Communication scientifique
Session of 7 juin 2005

Les améliorations chirurgicales tardives de la fonction des membres supérieurs par transferts tendineux

MOTS-CLÉS : membre supérieur. quadriplégie. transposition tendineuse
Surgical rehabilitation of upper limb function by tendon transfer in tetraplegia
KEY-WORDS : quadreplegia. tendon transfer. upper extremity

Caroline Leclercq, Marie-Annie Lemouel, Thierry Albert

Résumé

Les patients victimes d’une tétraplégie traumatique présentent une paralysie des membres supérieurs dont l’étendue est variable en fonction du niveau de la lésion médullaire cervicale, responsable d’une limitation fonctionnelle parfois considérable. Depuis une vingtaine d’années on a entrepris d’améliorer la fonction de leurs membres supérieurs par des interventions chirurgicales basées essentiellement sur les transferts tendineux, complétés par des ténodèses, et certaines arthrodèses. Cette chirurgie, pratiquée un an minimum après le traumatisme, permet, en fonction du niveau lésionnel, d’améliorer de façon conséquente la fonction et donc l’autonomie de ces patients. On estime à 60-70 % le nombre des patients tétraplégiques qui peuvent bénéficier d’une chirurgie fonctionnelle au niveau des membres supérieurs [1].

Summary

Patients with cervical spinal cord injury have partial paralysis of their upper limbs, depending on the precise level of the injury. Twenty years ago, attempts at surgical rehabilitation of upper limb function in such patients started with tendon transfers, along with tenodeses, and some arthrodeses. These procedures are performed at least one year post-trauma. Depending upon the level of the injury, they usually significantly improve the functional autonomy of these otherwise severely handicapped patients. It is estimated that 60-70 % of all tetraplegic patients can benefit from this type of surgery [1].

INTRODUCTION

Une étude épidémiologique récente a évalué entre 900 et 1000 le nombre de personnes victimes d’une lésion médullaire traumatique chaque année en France [2].

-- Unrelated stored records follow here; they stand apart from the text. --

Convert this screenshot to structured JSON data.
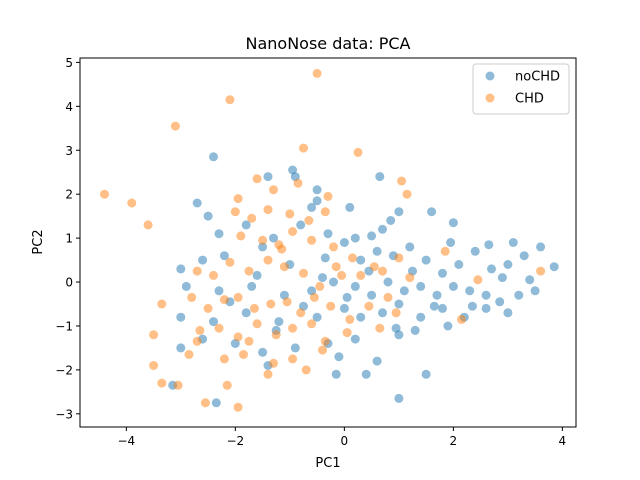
{
  "chart_data": {
    "type": "scatter",
    "title": "NanoNose data: PCA",
    "xlabel": "PC1",
    "ylabel": "PC2",
    "xlim": [
      -4.85,
      4.25
    ],
    "ylim": [
      -3.3,
      5.1
    ],
    "xticks": [
      -4,
      -2,
      0,
      2,
      4
    ],
    "yticks": [
      -3,
      -2,
      -1,
      0,
      1,
      2,
      3,
      4,
      5
    ],
    "grid": false,
    "legend": "top-right",
    "series": [
      {
        "name": "noCHD",
        "color": "#1f77b4",
        "points": [
          [
            -2.4,
            2.85
          ],
          [
            -0.95,
            2.55
          ],
          [
            -1.4,
            2.4
          ],
          [
            -0.9,
            2.4
          ],
          [
            0.65,
            2.4
          ],
          [
            -0.5,
            2.1
          ],
          [
            -2.7,
            1.8
          ],
          [
            -2.5,
            1.5
          ],
          [
            -0.6,
            1.7
          ],
          [
            0.1,
            1.7
          ],
          [
            -1.8,
            1.3
          ],
          [
            -2.3,
            1.1
          ],
          [
            -1.3,
            1.0
          ],
          [
            -0.8,
            1.3
          ],
          [
            -0.3,
            1.1
          ],
          [
            0.2,
            1.0
          ],
          [
            0.5,
            1.05
          ],
          [
            0.7,
            1.2
          ],
          [
            1.0,
            1.6
          ],
          [
            1.6,
            1.6
          ],
          [
            2.0,
            1.35
          ],
          [
            -3.0,
            0.3
          ],
          [
            -2.6,
            0.5
          ],
          [
            -2.2,
            0.6
          ],
          [
            -1.5,
            0.8
          ],
          [
            -1.0,
            0.4
          ],
          [
            -0.4,
            0.1
          ],
          [
            0.0,
            0.9
          ],
          [
            0.3,
            0.5
          ],
          [
            0.6,
            0.7
          ],
          [
            0.9,
            0.6
          ],
          [
            1.2,
            0.8
          ],
          [
            1.5,
            0.5
          ],
          [
            1.8,
            0.2
          ],
          [
            2.1,
            0.4
          ],
          [
            2.4,
            0.7
          ],
          [
            2.7,
            0.3
          ],
          [
            3.0,
            0.4
          ],
          [
            3.3,
            0.6
          ],
          [
            3.6,
            0.8
          ],
          [
            3.85,
            0.35
          ],
          [
            -2.9,
            -0.1
          ],
          [
            -2.3,
            -0.2
          ],
          [
            -1.7,
            -0.1
          ],
          [
            -1.1,
            -0.3
          ],
          [
            -0.6,
            -0.2
          ],
          [
            -0.2,
            0.0
          ],
          [
            0.2,
            -0.1
          ],
          [
            0.5,
            -0.3
          ],
          [
            0.8,
            0.0
          ],
          [
            1.1,
            -0.2
          ],
          [
            1.4,
            -0.1
          ],
          [
            1.7,
            -0.3
          ],
          [
            2.0,
            -0.1
          ],
          [
            2.3,
            -0.2
          ],
          [
            2.6,
            -0.3
          ],
          [
            2.9,
            0.1
          ],
          [
            3.2,
            -0.3
          ],
          [
            3.5,
            -0.2
          ],
          [
            -3.0,
            -0.8
          ],
          [
            -2.4,
            -0.9
          ],
          [
            -1.8,
            -0.7
          ],
          [
            -1.2,
            -0.9
          ],
          [
            -0.5,
            -0.8
          ],
          [
            0.0,
            -0.6
          ],
          [
            0.3,
            -0.8
          ],
          [
            0.7,
            -0.7
          ],
          [
            1.0,
            -0.5
          ],
          [
            1.4,
            -0.8
          ],
          [
            1.8,
            -0.6
          ],
          [
            2.2,
            -0.8
          ],
          [
            2.6,
            -0.6
          ],
          [
            3.0,
            -0.7
          ],
          [
            -2.6,
            -1.3
          ],
          [
            -2.0,
            -1.4
          ],
          [
            -1.5,
            -1.6
          ],
          [
            -0.9,
            -1.5
          ],
          [
            -0.3,
            -1.4
          ],
          [
            0.2,
            -1.3
          ],
          [
            0.6,
            -1.8
          ],
          [
            1.0,
            -1.2
          ],
          [
            1.3,
            -1.1
          ],
          [
            -1.4,
            -1.9
          ],
          [
            -0.1,
            -1.7
          ],
          [
            0.4,
            -2.1
          ],
          [
            1.5,
            -2.1
          ],
          [
            -3.0,
            -1.5
          ],
          [
            -0.15,
            -2.1
          ],
          [
            -3.15,
            -2.35
          ],
          [
            1.0,
            -2.65
          ],
          [
            -2.35,
            -2.75
          ],
          [
            0.85,
            1.4
          ],
          [
            1.95,
            0.9
          ],
          [
            2.65,
            0.85
          ],
          [
            3.1,
            0.9
          ],
          [
            -0.35,
            0.55
          ],
          [
            1.25,
            0.25
          ],
          [
            2.35,
            -0.55
          ],
          [
            3.4,
            0.05
          ],
          [
            0.05,
            -0.35
          ],
          [
            -1.6,
            0.15
          ],
          [
            -0.75,
            -0.55
          ],
          [
            0.45,
            0.25
          ],
          [
            1.65,
            -0.55
          ],
          [
            2.85,
            -0.45
          ],
          [
            -2.1,
            -0.45
          ],
          [
            -1.25,
            -1.1
          ],
          [
            0.95,
            -1.05
          ],
          [
            1.9,
            -1.0
          ],
          [
            -0.5,
            1.85
          ]
        ]
      },
      {
        "name": "CHD",
        "color": "#ff7f0e",
        "points": [
          [
            -0.5,
            4.75
          ],
          [
            -2.1,
            4.15
          ],
          [
            -3.1,
            3.55
          ],
          [
            -0.75,
            3.05
          ],
          [
            0.25,
            2.95
          ],
          [
            -4.4,
            2.0
          ],
          [
            -3.9,
            1.8
          ],
          [
            -3.6,
            1.3
          ],
          [
            -1.6,
            2.35
          ],
          [
            -1.95,
            1.9
          ],
          [
            -1.3,
            2.1
          ],
          [
            -0.85,
            2.25
          ],
          [
            -0.3,
            1.95
          ],
          [
            1.05,
            2.3
          ],
          [
            1.15,
            2.0
          ],
          [
            -2.0,
            1.6
          ],
          [
            -1.7,
            1.45
          ],
          [
            -1.4,
            1.65
          ],
          [
            -1.0,
            1.55
          ],
          [
            -0.65,
            1.4
          ],
          [
            -0.35,
            1.6
          ],
          [
            -0.95,
            1.15
          ],
          [
            -1.9,
            1.05
          ],
          [
            -1.5,
            0.95
          ],
          [
            -1.2,
            0.85
          ],
          [
            -0.6,
            0.95
          ],
          [
            -0.2,
            0.8
          ],
          [
            0.15,
            0.55
          ],
          [
            0.55,
            0.35
          ],
          [
            -2.7,
            0.25
          ],
          [
            -2.4,
            0.15
          ],
          [
            -2.1,
            0.45
          ],
          [
            -1.75,
            0.25
          ],
          [
            -1.4,
            0.5
          ],
          [
            -1.1,
            0.35
          ],
          [
            -0.75,
            0.2
          ],
          [
            -0.45,
            -0.1
          ],
          [
            -0.15,
            0.35
          ],
          [
            0.3,
            0.15
          ],
          [
            0.7,
            0.25
          ],
          [
            1.0,
            0.55
          ],
          [
            1.2,
            0.1
          ],
          [
            -3.35,
            -0.5
          ],
          [
            -2.8,
            -0.35
          ],
          [
            -2.5,
            -0.6
          ],
          [
            -2.2,
            -0.4
          ],
          [
            -1.95,
            -0.35
          ],
          [
            -1.65,
            -0.6
          ],
          [
            -1.35,
            -0.5
          ],
          [
            -1.05,
            -0.45
          ],
          [
            -0.8,
            -0.7
          ],
          [
            -0.55,
            -0.35
          ],
          [
            -0.25,
            -0.55
          ],
          [
            0.1,
            -0.85
          ],
          [
            0.45,
            -0.55
          ],
          [
            0.8,
            -0.35
          ],
          [
            -3.5,
            -1.2
          ],
          [
            -2.65,
            -1.1
          ],
          [
            -2.3,
            -1.05
          ],
          [
            -1.95,
            -1.25
          ],
          [
            -1.6,
            -0.95
          ],
          [
            -1.25,
            -1.2
          ],
          [
            -0.95,
            -1.05
          ],
          [
            -0.6,
            -0.95
          ],
          [
            -0.35,
            -1.35
          ],
          [
            0.05,
            -1.15
          ],
          [
            0.65,
            -1.05
          ],
          [
            -3.5,
            -1.9
          ],
          [
            -2.85,
            -1.65
          ],
          [
            -2.7,
            -1.35
          ],
          [
            -2.2,
            -1.75
          ],
          [
            -1.85,
            -1.65
          ],
          [
            -1.3,
            -1.85
          ],
          [
            -0.95,
            -1.75
          ],
          [
            -0.7,
            -2.0
          ],
          [
            -3.35,
            -2.3
          ],
          [
            -3.05,
            -2.35
          ],
          [
            -2.15,
            -2.35
          ],
          [
            -1.4,
            -2.1
          ],
          [
            -2.55,
            -2.75
          ],
          [
            -1.95,
            -2.85
          ],
          [
            2.15,
            -0.85
          ],
          [
            3.6,
            0.25
          ],
          [
            1.85,
            0.7
          ],
          [
            2.45,
            0.05
          ],
          [
            -1.15,
            0.75
          ],
          [
            -0.05,
            0.15
          ],
          [
            0.95,
            -0.7
          ],
          [
            -1.75,
            -1.35
          ],
          [
            -0.4,
            -1.55
          ]
        ]
      }
    ]
  }
}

Parmi elles plus de 40 % sont tétraplégiques (lésion médullaire cervicale).

Grâce aux progrès combinés de la réanimation médicale, de la chirurgie, et du nursing, la plupart de ces patients survivent maintenant à leur traumatisme.

La première intervention de transfert tendineux chez un tétraplégique fut réalisée par Sterling BUNNELL en 1948 [3]. Mais de nombreux échecs émaillèrent le début de cette chirurgie et il fallut attendre les années 1970 pour que des chirurgiens, comme ZANCOLLI [4] en Argentine, MOBERG [1] en Suède et LAMB [5] en Écosse, fondent les bases de cette chirurgie hautement spécialisée. Une coordination exemplaire de ces expériences initiales a permis la mise en place d’une classification chirurgicale internationale, dite classification de Giens (France) [6], qui a permis de codifier les indications chirurgicales en fonction du niveau de la tétraplégie [7], (Tableau I).

TABLEAU I. — Classification Internationale*.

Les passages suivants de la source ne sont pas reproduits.